The hospital has 500 employees.

Johnson said the hospital began to experience management and financial challenges during the recent recession.

Those stressors, he said, were compounded by the fact that 18.4% of the hospital’s service area is composed of people 65 or older and eligible for Medicare, whose patient costs are subject to Medicare discounts and write-offs.

“In recent years, over 75% of the [hospital’s] receipts were derived from Medicare, Medicaid, or managed Medicare/Medicaid patients,” Johnson said.

In addition, he said, Georgia did not expand Medicaid under the Affordable Care Act, a move that would have provided insurance coverage to most low-income adults.

Georgia has 309,000 residents who are uninsured, but could have qualified for Medicaid-gap coverage offered by the Patient Protection and Affordable Care Act signed into law in 2010 by President Barack Obama, according to the Kaiser Family Foundation.

Nearly 14% or 1.38 million of the state’s residents are uninsured.

“A great deal of emergency and other care provided by the debtors to the working poor remains uncompensated,” Johnson’s declaration said. “The debtors are not alone in their plight – many rural healthcare operators in Georgia and around the country face the same economic challenges.”
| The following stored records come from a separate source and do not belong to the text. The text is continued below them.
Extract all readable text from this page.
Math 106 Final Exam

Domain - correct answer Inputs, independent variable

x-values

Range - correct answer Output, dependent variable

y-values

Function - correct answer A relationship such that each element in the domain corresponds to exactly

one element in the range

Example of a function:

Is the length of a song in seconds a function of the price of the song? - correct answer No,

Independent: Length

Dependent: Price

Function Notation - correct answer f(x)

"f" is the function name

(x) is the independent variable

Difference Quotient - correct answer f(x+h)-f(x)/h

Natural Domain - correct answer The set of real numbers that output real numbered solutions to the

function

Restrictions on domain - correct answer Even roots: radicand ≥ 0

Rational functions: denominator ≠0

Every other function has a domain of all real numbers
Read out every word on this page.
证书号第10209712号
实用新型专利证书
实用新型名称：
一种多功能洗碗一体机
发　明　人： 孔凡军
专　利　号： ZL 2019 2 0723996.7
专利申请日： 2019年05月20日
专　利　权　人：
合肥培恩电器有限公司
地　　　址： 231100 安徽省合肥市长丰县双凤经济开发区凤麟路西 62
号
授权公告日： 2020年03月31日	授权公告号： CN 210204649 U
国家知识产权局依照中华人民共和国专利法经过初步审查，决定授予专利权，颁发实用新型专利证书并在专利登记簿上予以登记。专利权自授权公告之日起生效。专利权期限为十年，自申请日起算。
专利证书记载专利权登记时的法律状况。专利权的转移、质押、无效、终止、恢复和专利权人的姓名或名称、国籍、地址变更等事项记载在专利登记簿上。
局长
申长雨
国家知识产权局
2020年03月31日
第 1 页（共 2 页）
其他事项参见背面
Since 2013, six rural hospitals in Georgia have closed. The Jenkins Medical Center in Millen plans to shut its doors in June, becoming the seventh.

Johnson said Oconee took steps to contain costs, including reducing the hospital’s labor force, ending matching contributions to employee retirement plans, and closing affiliated care centers.
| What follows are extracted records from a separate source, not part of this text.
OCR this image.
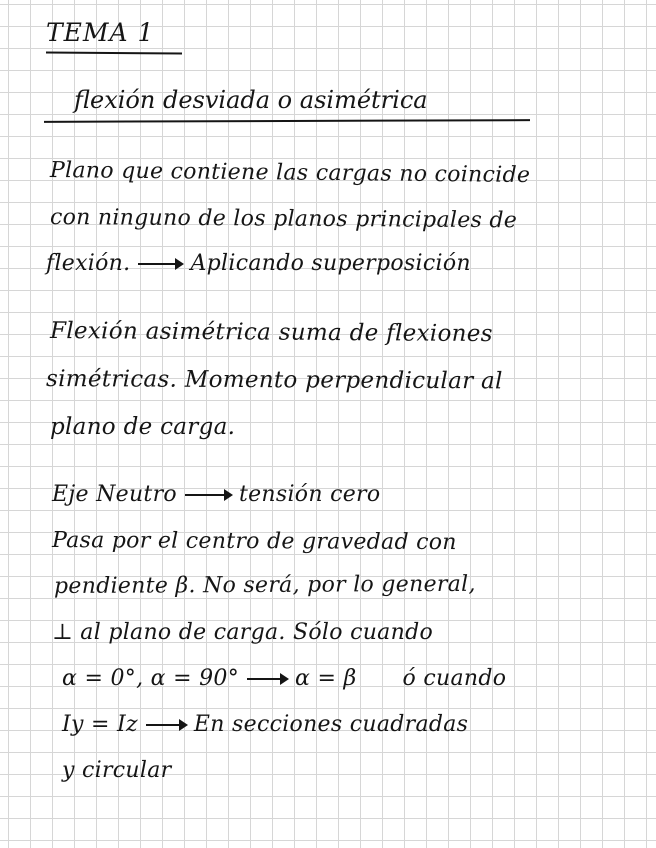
TEMA 1
flexión desviada o asimétrica
Plano que contiene las cargas no coincide
con ninguno de los planos principales de
flexión.	Aplicando superposición
Flexión asimétrica suma de flexiones
simétricas. Momento perpendicular al
plano de carga.
Eje Neutro	tensión cero
Pasa por el centro de gravedad con
pendiente β. No será, por lo general,
⊥ al plano de carga. Sólo cuando
α = 0°, α = 90°	α = β ó cuando
Iy = Iz	En secciones cuadradas
y circular
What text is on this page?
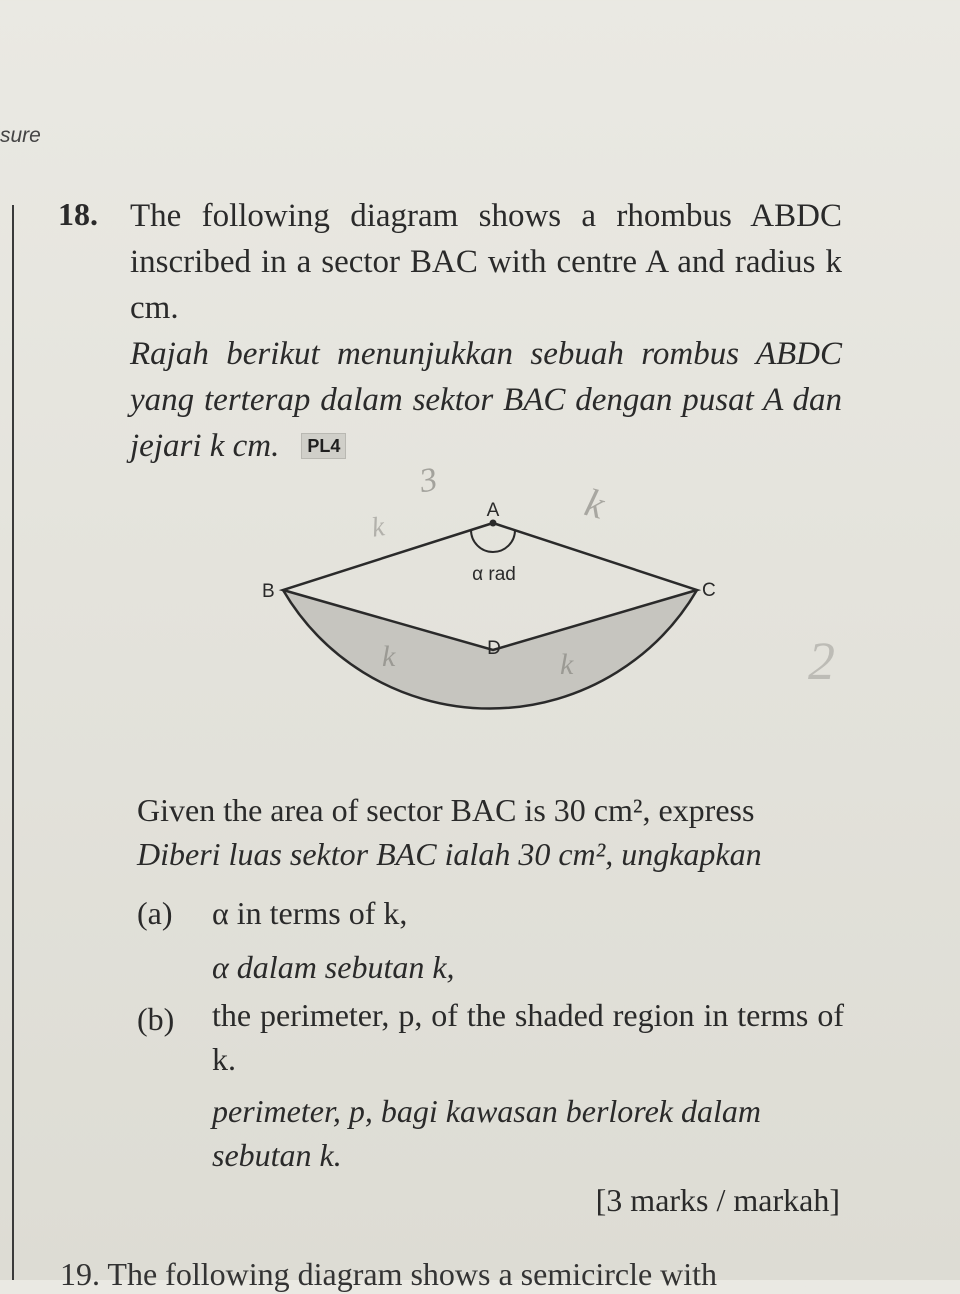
sure
18. The following diagram shows a rhombus ABDC inscribed in a sector BAC with centre A and radius k cm.

Rajah berikut menunjukkan sebuah rombus ABDC yang terterap dalam sektor BAC dengan pusat A dan jejari k cm. PL4

A
B	C
D
α rad

Given the area of sector BAC is 30 cm², express

Diberi luas sektor BAC ialah 30 cm², ungkapkan

(a) α in terms of k,

α dalam sebutan k,

(b) the perimeter, p, of the shaded region in terms of k.

perimeter, p, bagi kawasan berlorek dalam sebutan k.

[3 marks / markah]
19. The following diagram shows a semicircle with
3	k
k
k	k	2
“As 2015 came to a close, it became increasingly clear that the debtors needed a financial solution,” he said, adding that the hospital was in default on the 1998 bonds and other alternatives were needed to alleviate long-term financial challenges.

Working with a majority of bondholders and the bond trustee, U.S. Bank NA, Johnson said the investment banking firm Houlihan Lokey Capital Inc. was hired along with financial advisor Grant Thornton to evaluate strategic options.

They found no new financing alternatives in part because of the hospital’s outstanding debt, Johnson said.

Oconee’s board of directors ordered Houlihan Lokey and Grant Thornton to solicit interest in various transactions, a process that led to the agreement with Prime Healthcare and the subsequent bankruptcy filing.

If the DIP loan is approved June 5, the agreement with bondholders calls for the sale of the hospital to be approved by the court in less two months, and for the hospital’s bankruptcy plan of reorganization to be approved by Sept. 30.

Objections to the bidding and sale procedures have been filed by the unsecured creditors committee, Cigna HealthCare of Georgia Inc., and Navicent Health Inc.

Oconee Regional Health Systems Inc. filed for Chapter 11 in the U.S. Bankruptcy Court in Macon. The case number is 17-51005.